Ancient Russian men sacrificed and ate dogs as a rite of passage into adulthood
Signs of the gruesome rituals were identified in the Russian steppes.
Archaeologists working in an ancient settlement at the heart of the Russian steppes have unearthed the remains of 64 dogs and wolves. They appeared to have been sacrificed and consumed as part of male initiation rituals that took place at the site nearly 4,000 years ago.
From the Greeks to the Celts to the ancient pre-Indo-European communities that once inhabited the lands of modern Russia, ancient cultures wrote about young boys eating dogs as part of an initiation into manhood.
However, no physical evidence had ever been recovered to suggest that such rituals had happened. This led many archaeologists to suspect that they had only existed in the writings of these cultures.
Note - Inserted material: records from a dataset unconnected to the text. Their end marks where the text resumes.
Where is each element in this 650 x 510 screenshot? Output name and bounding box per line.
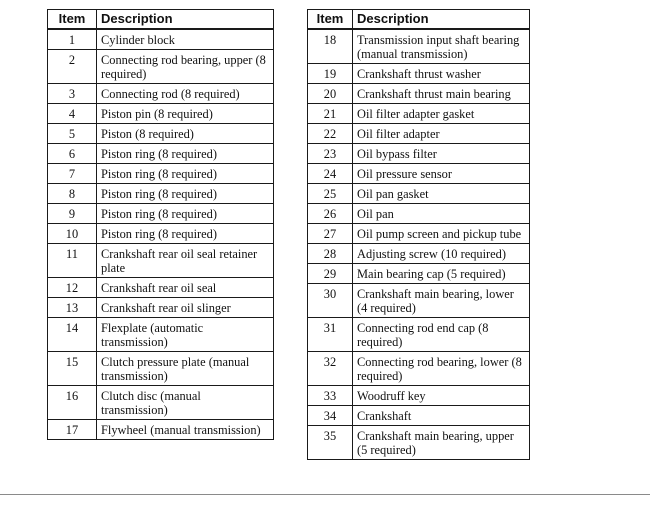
table-row — [308, 144, 530, 164]
item-description: Connecting rod (8 required) — [97, 84, 274, 104]
table-header-row — [308, 10, 530, 30]
parts-table-left-body — [48, 29, 274, 440]
table-row — [48, 124, 274, 144]
item-description: Oil bypass filter — [353, 144, 530, 164]
item-number: 21 — [308, 104, 353, 124]
table-row — [48, 144, 274, 164]
item-number: 9 — [48, 204, 97, 224]
table-row — [48, 50, 274, 84]
item-description: Crankshaft rear oil seal retainer plate — [97, 244, 274, 278]
item-description: Oil pump screen and pickup tube — [353, 224, 530, 244]
page-bottom-rule — [0, 494, 650, 495]
table-row — [48, 298, 274, 318]
item-description: Crankshaft rear oil slinger — [97, 298, 274, 318]
item-description: Piston ring (8 required) — [97, 204, 274, 224]
description-column-header: Description — [353, 10, 530, 30]
item-number: 12 — [48, 278, 97, 298]
table-row — [48, 29, 274, 50]
item-number: 16 — [48, 386, 97, 420]
table-row — [308, 426, 530, 460]
item-description: Connecting rod bearing, lower (8 required) — [353, 352, 530, 386]
item-number: 19 — [308, 64, 353, 84]
item-description: Adjusting screw (10 required) — [353, 244, 530, 264]
table-row — [48, 84, 274, 104]
item-description: Crankshaft rear oil seal — [97, 278, 274, 298]
table-row — [48, 386, 274, 420]
table-row — [308, 386, 530, 406]
table-row — [308, 264, 530, 284]
description-column-header: Description — [97, 10, 274, 30]
item-number: 7 — [48, 164, 97, 184]
table-row — [48, 318, 274, 352]
table-row — [308, 29, 530, 64]
item-description: Oil pressure sensor — [353, 164, 530, 184]
item-description: Clutch pressure plate (manual transmission) — [97, 352, 274, 386]
table-header-row — [48, 10, 274, 30]
parts-table-right-body — [308, 29, 530, 460]
parts-table-right — [307, 9, 530, 460]
table-row — [48, 224, 274, 244]
table-row — [308, 104, 530, 124]
item-column-header: Item — [48, 10, 97, 30]
item-number: 24 — [308, 164, 353, 184]
table-row — [308, 318, 530, 352]
item-description: Oil filter adapter — [353, 124, 530, 144]
parts-table-left — [47, 9, 274, 440]
item-description: Piston (8 required) — [97, 124, 274, 144]
table-row — [308, 244, 530, 264]
item-description: Connecting rod bearing, upper (8 required) — [97, 50, 274, 84]
table-row — [308, 124, 530, 144]
item-number: 20 — [308, 84, 353, 104]
item-number: 35 — [308, 426, 353, 460]
table-row — [48, 352, 274, 386]
table-row — [308, 284, 530, 318]
item-description: Piston pin (8 required) — [97, 104, 274, 124]
item-number: 25 — [308, 184, 353, 204]
item-description: Woodruff key — [353, 386, 530, 406]
table-row — [48, 278, 274, 298]
item-description: Connecting rod end cap (8 required) — [353, 318, 530, 352]
table-row — [48, 164, 274, 184]
table-row — [308, 64, 530, 84]
item-description: Cylinder block — [97, 29, 274, 50]
item-number: 8 — [48, 184, 97, 204]
item-number: 18 — [308, 29, 353, 64]
item-description: Oil filter adapter gasket — [353, 104, 530, 124]
item-number: 4 — [48, 104, 97, 124]
item-description: Piston ring (8 required) — [97, 144, 274, 164]
item-description: Piston ring (8 required) — [97, 224, 274, 244]
item-description: Transmission input shaft bearing (manual transmission) — [353, 29, 530, 64]
item-column-header: Item — [308, 10, 353, 30]
table-row — [308, 406, 530, 426]
item-number: 1 — [48, 29, 97, 50]
table-row — [48, 204, 274, 224]
item-number: 14 — [48, 318, 97, 352]
item-description: Crankshaft main bearing, lower (4 required) — [353, 284, 530, 318]
item-number: 22 — [308, 124, 353, 144]
item-number: 32 — [308, 352, 353, 386]
item-number: 31 — [308, 318, 353, 352]
item-description: Oil pan gasket — [353, 184, 530, 204]
table-row — [308, 184, 530, 204]
item-description: Crankshaft thrust main bearing — [353, 84, 530, 104]
item-number: 17 — [48, 420, 97, 440]
item-description: Crankshaft main bearing, upper (5 required) — [353, 426, 530, 460]
item-description: Flexplate (automatic transmission) — [97, 318, 274, 352]
item-number: 15 — [48, 352, 97, 386]
item-number: 33 — [308, 386, 353, 406]
table-row — [308, 164, 530, 184]
item-description: Clutch disc (manual transmission) — [97, 386, 274, 420]
item-description: Oil pan — [353, 204, 530, 224]
item-description: Crankshaft — [353, 406, 530, 426]
table-row — [48, 104, 274, 124]
item-number: 2 — [48, 50, 97, 84]
item-number: 27 — [308, 224, 353, 244]
table-row — [308, 224, 530, 244]
item-number: 23 — [308, 144, 353, 164]
item-description: Piston ring (8 required) — [97, 184, 274, 204]
item-number: 6 — [48, 144, 97, 164]
item-number: 29 — [308, 264, 353, 284]
item-description: Main bearing cap (5 required) — [353, 264, 530, 284]
table-row — [48, 184, 274, 204]
item-number: 11 — [48, 244, 97, 278]
item-number: 10 — [48, 224, 97, 244]
item-number: 3 — [48, 84, 97, 104]
item-description: Flywheel (manual transmission) — [97, 420, 274, 440]
item-number: 5 — [48, 124, 97, 144]
item-number: 30 — [308, 284, 353, 318]
table-row — [308, 84, 530, 104]
item-description: Piston ring (8 required) — [97, 164, 274, 184]
table-row — [48, 420, 274, 440]
table-row — [308, 352, 530, 386]
item-number: 13 — [48, 298, 97, 318]
item-number: 34 — [308, 406, 353, 426]
item-number: 26 — [308, 204, 353, 224]
table-row — [48, 244, 274, 278]
item-description: Crankshaft thrust washer — [353, 64, 530, 84]
table-row — [308, 204, 530, 224]
item-number: 28 — [308, 244, 353, 264]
In a new paper now published in the Journal of Anthropological Archaeology, researchers describe canid bones discovered at the settlement of Krasnosamarskoe in the Russian steppes, which they say may provide the first evidence that these ceremonies really existed.
Eating dogs and wolves
The bones were excavated during the years 1999 to 2001 and researchers dated them back to 3,700 to 3,900 years ago. Some of the bones were human, but 2,770 bone fragments were found to belong to dogs. Furthermore, bone pieces from 18 wolves were recovered. In total, the archaeologists think that they have come up with the bones of 64 canids, dogs and wolves.
Markings on the bones suggest that the canids were killed and that they were roasted, filleted, and apparently eaten. The fact that that they had been cut and prepared in a standardised way suggests that a ritual had taken place.
Of course, the dogs may have been eaten because people in this settlement were starving - this has happened throughout history during periods of famine. But here, the human remains also recovered at the site suggest that these people had not been starving.
The dogs had all been mature healthy adults, with few signs of mistreatment, which also reveals that they had a particular importance for the community. Furthermore, most of the bones were from male dogs, which were generally the only gender involved in written accounts of dog-eating rituals.
All of this backs up the researchers' idea that a initiation ritual had taken place there during the Bronze Age, between 3,700 and 3,900 years ago.
This practice is intriguing as it appears to be unique in the region to this site, and it violates a cultural taboo against eating canids that had usually been associated with these communities.
However, the researchers have been able to come up with an interpretation for these rituals. They suggest that eating dogs and wolves was a metaphor of human transformation into male canids. As young men entered adulthood, they formed band of warriors and came to assimilate with the strong and vigorous creatures.